3月20日(水) 脆弱性情報 GitHub社はGitHub Enterprise Serverにコマンドインジェクションの脆弱性(CVE-2024-2443)及び、リモートコード実行の脆弱性(CVE-2024-2469)が存在することを公表した。なお、当該脆弱性は同年3月20日にリリースされた最新バージョンで修正された。

3月25日(月) その他 米国政府及び英国政府は、国家安全保障に関わるサイバー攻撃やスパイ活動を受けたとして、脅威アクター「APT31」のフロント企業1社及びその従業員2名を制裁したことを公表した。「APT31」は中国を拠点とする脅威アクターであり、中国政府の支援を受けていると見られる。

3月26日(火) 脆弱性情報 エレコム社はエレコム製無線LANルータ「WRC-X3200GST3-B」、「WRC-G01-W」にコマンドインジェクションの脆弱性(CVE-2024-25568、CVE-2024-26258)及び、情報漏えいの脆弱性(CVE-2024-29225)が存在することを公表した。 工場出荷時の設定であれば自動的に更新が行われるとのことだが、設定変更を行っている場合や不安な場合は、ファームウェアバージョンを確認するように伝えている。

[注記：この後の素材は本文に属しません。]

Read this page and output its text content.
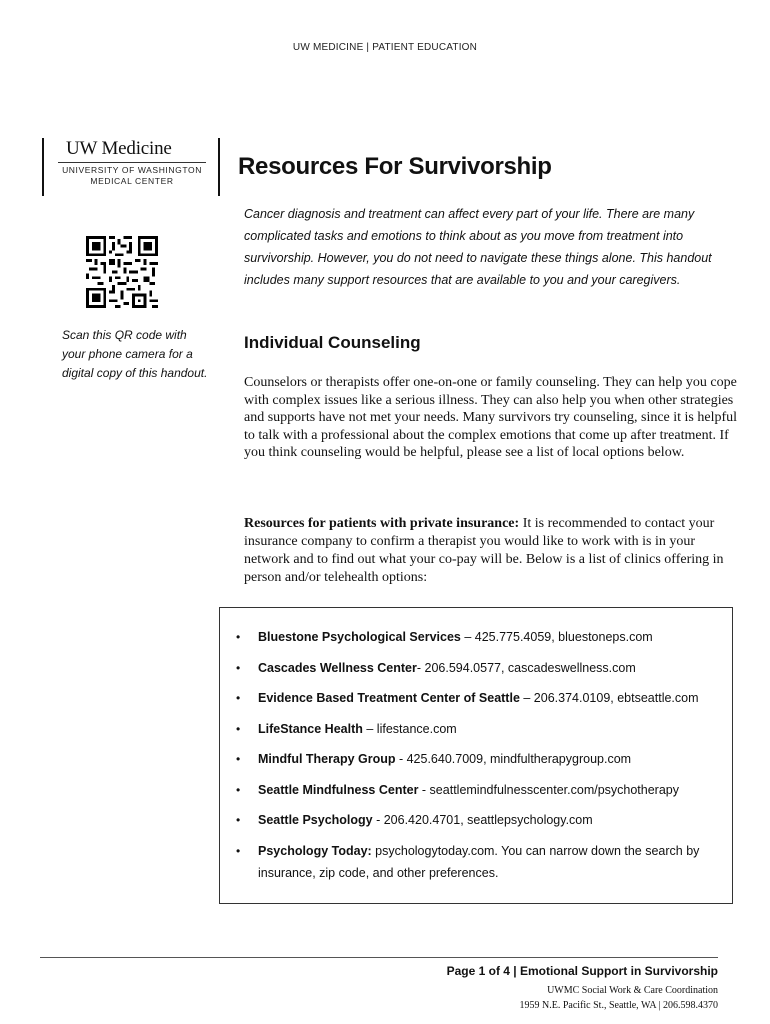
UW MEDICINE | PATIENT EDUCATION
UW Medicine
UNIVERSITY OF WASHINGTON
MEDICAL CENTER
Scan this QR code with your phone camera for a digital copy of this handout.
Resources For Survivorship
Cancer diagnosis and treatment can affect every part of your life. There are many complicated tasks and emotions to think about as you move from treatment into survivorship. However, you do not need to navigate these things alone. This handout includes many support resources that are available to you and your caregivers.
Individual Counseling
Counselors or therapists offer one-on-one or family counseling. They can help you cope with complex issues like a serious illness. They can also help you when other strategies and supports have not met your needs. Many survivors try counseling, since it is helpful to talk with a professional about the complex emotions that come up after treatment. If you think counseling would be helpful, please see a list of local options below.
Resources for patients with private insurance: It is recommended to contact your insurance company to confirm a therapist you would like to work with is in your network and to find out what your co-pay will be. Below is a list of clinics offering in person and/or telehealth options:
• Bluestone Psychological Services – 425.775.4059, bluestoneps.com
• Cascades Wellness Center- 206.594.0577, cascadeswellness.com
• Evidence Based Treatment Center of Seattle – 206.374.0109, ebtseattle.com
• LifeStance Health – lifestance.com
• Mindful Therapy Group - 425.640.7009, mindfultherapygroup.com
• Seattle Mindfulness Center - seattlemindfulnesscenter.com/psychotherapy
• Seattle Psychology - 206.420.4701, seattlepsychology.com
• Psychology Today: psychologytoday.com. You can narrow down the search by insurance, zip code, and other preferences.
Page 1 of 4 | Emotional Support in Survivorship
UWMC Social Work & Care Coordination
1959 N.E. Pacific St., Seattle, WA | 206.598.4370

3月29日(金) セキュリティ事件 ソフトウェア開発会社は自社提供サービスにおいてストレージサーバのアクセス制限の誤設定により、顧客の個人情報が漏えいしていたことを公表した。漏えいした個人情報には顧客がアップロードしたマイナンバーカード等の身分証明書も含まれており、第三者によるダウンロードが確認された本人は15万4650人であった。
3月29日(金) その他 警察庁はサイバー事案に関する通報、相談及び情報提供の全国統一のオンライン受付窓口を設置したことを公表した。

3月30日(土) 脆弱性情報 The Tukaani Projectは複数のLinuxディストリビューションで利用されるファイル可逆圧縮ツールであるXZ-Utilsに悪意のあるコードが挿入された問題(CVE-2024-3094)を公開した。

おわりに

この観測レポートは、いまインターネットで起こっている攻撃などの状況をまとめて提示することで、読者の皆様がより良い対策を実施できることを目的としてまとめて公開しています。一部の攻撃について、特にお客様を特定できてしまうような情報については除外してまとめていますが、本レポートに記載の内容は多くのお客様における傾向から作成しています。対策の推進にご活用いただければ幸いです。